On n’est donc pas face à deux biens à valeur intrinsèque qu’il convient de mettre dans un rapport équilibré, ni face à deux biens dont le débat public déterminerait la valeur à chaque fois de nouveau qu’une crise apparaît, avec les craintes justifiées qu’un tel débat fait naître. Car, justement, on n’est juste pas face à des biens séparés et encore moins en opposition. Si ce sont les droits sociaux qui fondent les libertés fondamentales sur lesquelles reposent les droits subjectifs, aucune concurrence entre sécurité et liberté n’existe.

Elle existe seulement là où les droits sociaux sont défectueux, où l’État social, comme c’est le cas actuellement, se sait incapable de garantir la santé de ses citoyens, non parce que la calamité naturelle est trop calamiteuse, mais parce que le droit à la protection de la santé, en tant que droit social, depuis une décennie au moins a été déconsidéré en faveur d’autres préoccupations.

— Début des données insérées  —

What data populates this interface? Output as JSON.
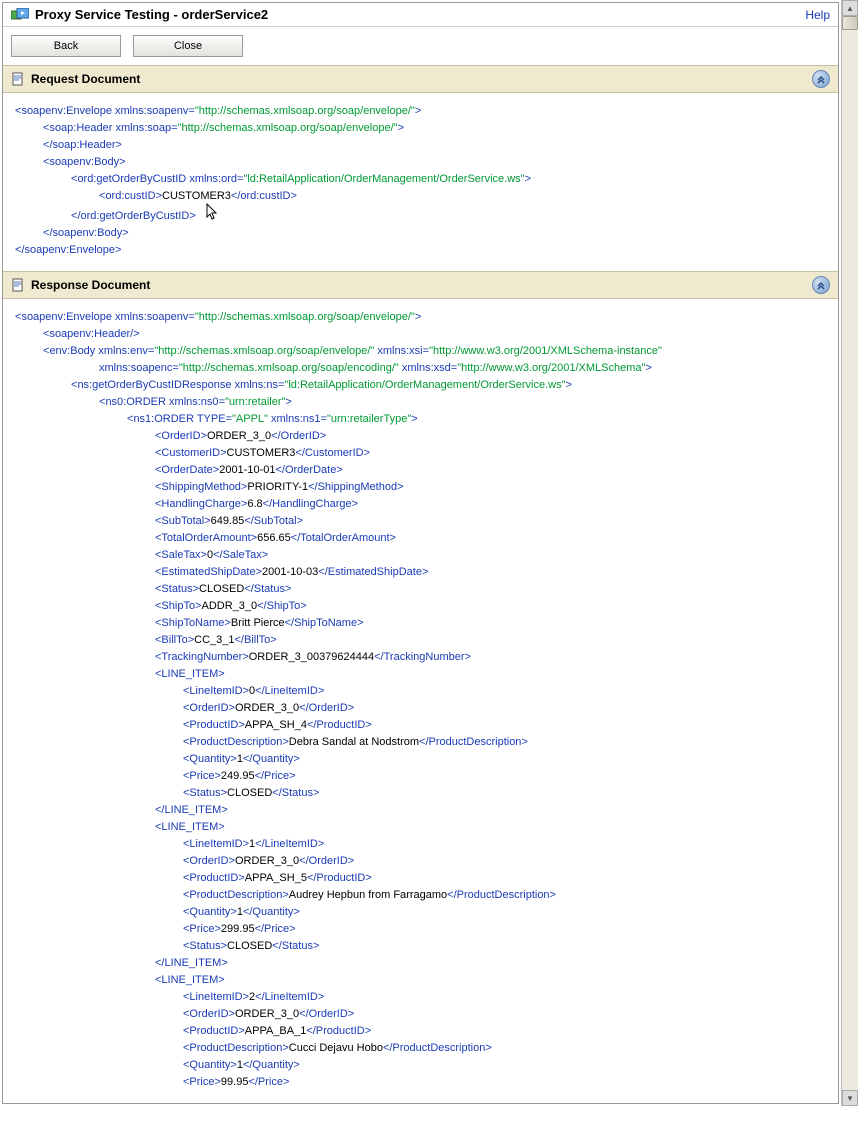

Que la pensée libérale utilise la crise actuelle pour marteler l’idée que c’est la police, et elle seule, qui protège les individus, qu’un État social plus solide n’aurait rien changé à la situation, que la liberté individuelle est un fait de nature que la société n’a ni à produire ni à reproduire à travers des institutions appropriées, bref que la pensée libérale profite de la gravité de l’attaque virale pour détourner encore plus le regard des institutions qui rendent les individus capables d’agir librement, rien de plus normal. Comme il est normal qu’elle essaie de faire entrer la police dans ces institutions, puisque protéger la liberté individuelle, en l’occurrence la liberté d’expression, ne relève, dans son optique, que de la police.

Ce qui est plus inquiétant, c’est que, même à gauche, on n’est visiblement plus capable d’articuler le simple fait que la sécurité sur le mode qui restreint les libertés individuelles survienne précisément lorsque la sécurité sur le mode qui produit ces libertés individuelles a été mise en pièce. Et ceci vaut pour l’hôpital comme pour l’université.

Oublier actuellement ce double sens que revêt le terme de sécurité dans des sociétés démocratiques modernes voue le débat, et finalement la société, à l’éternelle répétition du même dilemme libéral – en théorie, et, douloureusement pour tout le monde, dans la réalité qui se transforme en ce mouvement de balancier ennuyeux et frustrant que l’on subit sans trop savoir pourquoi.